Click through, and Mike will remind you about what Twitter did to the New York Post last October. And argues that Dorsey was (kind of) on the side of the good guys back then.
But now his libertarian influence is gone, and the new CEO doesn't have fond words for free speech. So…
I reject David Frum, and all his works, and all his pomps. Looking back at his previous appearances at Pun Salad, I used to like him too. But Charles C. W. Cooke makes a convinving argument that we should Reject David Frum’s False Choice on Trump. (NRPlus, sorry. Subscribe, already.)
Well, first you might want to read the article that spurs Charlie's reaction: Frum is talking about Russiagate, The Steele Dossier and the New Trump-Russia Denialists.
Outright pro-Trump people remain deeply invested in those lies. But Trump’s media effort has often relied heavily on people who are not pro-him, but anti-anti-him. And the secret to successful anti-anti-Trumping has always been to fasten onto side issues and “whatabouts.”

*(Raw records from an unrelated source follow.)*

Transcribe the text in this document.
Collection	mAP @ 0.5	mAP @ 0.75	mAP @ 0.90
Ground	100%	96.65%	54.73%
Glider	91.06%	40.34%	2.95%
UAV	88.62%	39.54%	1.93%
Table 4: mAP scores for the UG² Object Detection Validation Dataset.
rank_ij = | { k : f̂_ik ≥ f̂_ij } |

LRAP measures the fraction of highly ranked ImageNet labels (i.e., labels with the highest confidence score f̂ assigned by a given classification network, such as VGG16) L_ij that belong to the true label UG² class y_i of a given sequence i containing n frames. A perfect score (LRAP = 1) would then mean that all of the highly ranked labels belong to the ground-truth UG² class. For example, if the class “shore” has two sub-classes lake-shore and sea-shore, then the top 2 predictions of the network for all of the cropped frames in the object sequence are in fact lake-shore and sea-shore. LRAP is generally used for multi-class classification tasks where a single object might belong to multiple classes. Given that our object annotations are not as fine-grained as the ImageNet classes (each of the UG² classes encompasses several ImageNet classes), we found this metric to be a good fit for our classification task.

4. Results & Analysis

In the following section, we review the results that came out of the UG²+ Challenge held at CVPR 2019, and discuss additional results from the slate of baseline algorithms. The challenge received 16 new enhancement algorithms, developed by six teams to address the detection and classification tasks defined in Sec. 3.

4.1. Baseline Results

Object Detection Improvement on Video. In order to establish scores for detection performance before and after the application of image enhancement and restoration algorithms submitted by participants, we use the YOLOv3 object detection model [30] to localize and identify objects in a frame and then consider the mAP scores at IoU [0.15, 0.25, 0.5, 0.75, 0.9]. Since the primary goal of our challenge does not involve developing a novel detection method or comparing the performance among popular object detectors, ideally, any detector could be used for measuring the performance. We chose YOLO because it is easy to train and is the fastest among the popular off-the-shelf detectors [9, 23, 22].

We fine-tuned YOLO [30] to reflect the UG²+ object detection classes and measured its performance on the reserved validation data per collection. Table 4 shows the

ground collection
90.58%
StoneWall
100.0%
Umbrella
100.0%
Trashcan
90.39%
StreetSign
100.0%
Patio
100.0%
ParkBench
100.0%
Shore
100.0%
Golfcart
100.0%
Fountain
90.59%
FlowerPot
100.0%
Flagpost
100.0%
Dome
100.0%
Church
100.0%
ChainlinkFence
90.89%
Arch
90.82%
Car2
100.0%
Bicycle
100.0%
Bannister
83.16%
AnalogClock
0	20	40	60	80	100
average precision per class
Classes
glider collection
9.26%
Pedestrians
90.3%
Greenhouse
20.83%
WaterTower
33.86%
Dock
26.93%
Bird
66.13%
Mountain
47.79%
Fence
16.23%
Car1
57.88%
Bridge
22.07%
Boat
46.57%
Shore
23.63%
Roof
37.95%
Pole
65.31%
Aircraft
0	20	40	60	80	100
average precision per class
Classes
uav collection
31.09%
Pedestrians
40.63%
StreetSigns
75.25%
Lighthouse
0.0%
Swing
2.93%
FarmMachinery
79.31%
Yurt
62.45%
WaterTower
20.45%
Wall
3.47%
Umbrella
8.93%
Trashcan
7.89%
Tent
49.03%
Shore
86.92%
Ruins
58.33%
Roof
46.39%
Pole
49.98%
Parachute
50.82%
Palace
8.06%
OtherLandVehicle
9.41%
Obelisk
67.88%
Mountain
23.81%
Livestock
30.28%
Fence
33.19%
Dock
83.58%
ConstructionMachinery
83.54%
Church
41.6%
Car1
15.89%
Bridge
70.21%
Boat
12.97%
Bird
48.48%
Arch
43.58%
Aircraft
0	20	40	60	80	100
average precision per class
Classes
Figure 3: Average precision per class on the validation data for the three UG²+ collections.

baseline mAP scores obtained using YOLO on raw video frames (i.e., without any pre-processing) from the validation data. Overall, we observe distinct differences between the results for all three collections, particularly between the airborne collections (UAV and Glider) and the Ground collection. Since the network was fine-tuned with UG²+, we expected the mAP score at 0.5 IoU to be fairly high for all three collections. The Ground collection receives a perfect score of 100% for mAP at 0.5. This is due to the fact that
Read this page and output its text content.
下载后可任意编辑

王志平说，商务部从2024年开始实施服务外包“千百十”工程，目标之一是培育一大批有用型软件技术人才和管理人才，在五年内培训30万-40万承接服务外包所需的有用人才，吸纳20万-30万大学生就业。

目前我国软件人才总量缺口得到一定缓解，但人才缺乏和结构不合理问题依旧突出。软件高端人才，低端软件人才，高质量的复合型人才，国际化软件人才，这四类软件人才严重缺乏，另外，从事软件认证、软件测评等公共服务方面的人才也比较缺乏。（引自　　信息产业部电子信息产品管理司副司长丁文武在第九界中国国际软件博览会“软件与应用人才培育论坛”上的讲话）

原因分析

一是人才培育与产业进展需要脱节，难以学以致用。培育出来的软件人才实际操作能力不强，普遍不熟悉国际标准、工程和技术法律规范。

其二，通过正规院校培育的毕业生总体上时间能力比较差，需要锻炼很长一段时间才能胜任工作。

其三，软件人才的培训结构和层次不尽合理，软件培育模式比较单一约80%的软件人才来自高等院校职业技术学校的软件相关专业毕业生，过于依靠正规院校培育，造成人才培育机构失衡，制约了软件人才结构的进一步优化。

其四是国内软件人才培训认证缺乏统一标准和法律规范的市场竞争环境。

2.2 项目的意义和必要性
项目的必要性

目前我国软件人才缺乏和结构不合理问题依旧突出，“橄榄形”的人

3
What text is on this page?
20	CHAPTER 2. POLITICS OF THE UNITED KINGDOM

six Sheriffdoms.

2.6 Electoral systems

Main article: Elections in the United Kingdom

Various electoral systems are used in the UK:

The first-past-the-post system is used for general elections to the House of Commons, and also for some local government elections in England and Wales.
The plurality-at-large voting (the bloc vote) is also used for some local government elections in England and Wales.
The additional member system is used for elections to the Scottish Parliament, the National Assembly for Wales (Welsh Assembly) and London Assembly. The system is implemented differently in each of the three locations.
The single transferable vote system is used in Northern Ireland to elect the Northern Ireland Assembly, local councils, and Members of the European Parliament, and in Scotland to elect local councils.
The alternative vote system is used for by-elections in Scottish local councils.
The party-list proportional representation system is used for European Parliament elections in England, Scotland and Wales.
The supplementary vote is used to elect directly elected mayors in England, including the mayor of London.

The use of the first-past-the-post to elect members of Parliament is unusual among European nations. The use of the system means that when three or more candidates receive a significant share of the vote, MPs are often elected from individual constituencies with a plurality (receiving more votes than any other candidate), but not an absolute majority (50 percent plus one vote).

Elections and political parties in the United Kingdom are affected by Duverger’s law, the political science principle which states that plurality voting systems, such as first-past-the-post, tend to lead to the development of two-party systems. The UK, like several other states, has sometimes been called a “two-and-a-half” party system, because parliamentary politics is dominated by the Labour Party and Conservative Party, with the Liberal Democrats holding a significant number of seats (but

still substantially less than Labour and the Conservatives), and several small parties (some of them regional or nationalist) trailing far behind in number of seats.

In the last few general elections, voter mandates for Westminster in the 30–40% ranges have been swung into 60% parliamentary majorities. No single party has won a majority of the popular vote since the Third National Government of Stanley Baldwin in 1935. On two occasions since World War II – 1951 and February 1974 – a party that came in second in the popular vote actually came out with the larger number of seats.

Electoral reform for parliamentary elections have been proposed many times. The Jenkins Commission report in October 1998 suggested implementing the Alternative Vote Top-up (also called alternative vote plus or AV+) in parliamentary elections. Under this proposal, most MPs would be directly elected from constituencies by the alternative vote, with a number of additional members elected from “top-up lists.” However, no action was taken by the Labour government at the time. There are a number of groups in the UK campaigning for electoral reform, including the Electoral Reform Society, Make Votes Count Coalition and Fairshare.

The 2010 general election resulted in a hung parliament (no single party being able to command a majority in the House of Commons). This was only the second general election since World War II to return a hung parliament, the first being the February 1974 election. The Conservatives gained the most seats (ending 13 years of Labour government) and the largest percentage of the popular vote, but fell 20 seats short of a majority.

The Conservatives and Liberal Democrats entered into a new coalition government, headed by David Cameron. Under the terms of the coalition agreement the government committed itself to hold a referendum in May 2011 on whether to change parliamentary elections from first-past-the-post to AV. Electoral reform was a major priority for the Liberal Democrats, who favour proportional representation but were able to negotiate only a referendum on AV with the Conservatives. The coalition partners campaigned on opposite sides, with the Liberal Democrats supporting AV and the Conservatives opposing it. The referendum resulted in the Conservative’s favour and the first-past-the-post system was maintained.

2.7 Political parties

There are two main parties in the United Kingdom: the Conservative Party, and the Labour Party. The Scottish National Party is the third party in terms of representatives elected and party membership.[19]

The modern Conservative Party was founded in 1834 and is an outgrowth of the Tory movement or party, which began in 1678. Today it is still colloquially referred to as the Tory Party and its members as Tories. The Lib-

Yes, anti-anti. Here's Charlie:
In a particularly hilarious passage, Frum clucks that “the secret to successful anti-anti-Trumping has always been to fasten onto side issues and ‘whatabouts,’” before engaging in precisely this behavior himself. “Anti-anti-Trump journalists want to use the Steele controversy to score points off politicians and media institutions that they dislike,” he writes. “But as media malpractice goes, credulous reliance upon the Steele dossier is just a speck compared with — for example — the willingness of the top-rated shows on Fox News to promote the fantasy that the Democratic Party hacked itself, then murdered a staffer named Seth Rich to cover up the self-hack.” Got that? If you are irritated by the mainstream media’s having wasted two breathless years on a phantom, you’re a whataboutist! And, by the way, enough about Russiagate, whatabout that Seth Rich story, amirite?
Frum’s is a cramped, totalitarian, anti-intellectual way of looking at the world, in which evidence is subordinate to consequence, one’s loyalty to one’s team is absolute, and each and every observer of the scene is encouraged to plot himself on a graph that features our 45th president at its center, and nothing else besides. There is one circumstance — and one circumstance only — in which it makes sense for a person to define himself as uniformly “anti-” or “pro-” a political candidate, and that within the context of elections. Outside of that, it’s creepy as hell. When Donald Trump was president, his most fervent supporters would ask me, “Are you on the Trump train yet?” And I would wonder, “What does that even mean?” My job is to say what I think; it is not to take adamantine loyalty oaths to whomever my political “side” presently considers strategically useful. There is a word for people who commit to praising or criticizing certain public figures, irrespective of the topic, context, or detail, but it sure as hell is not “writer.”
I imagine, theoretically, someday, I could disagree with CCWC on some issue, but today is not that day.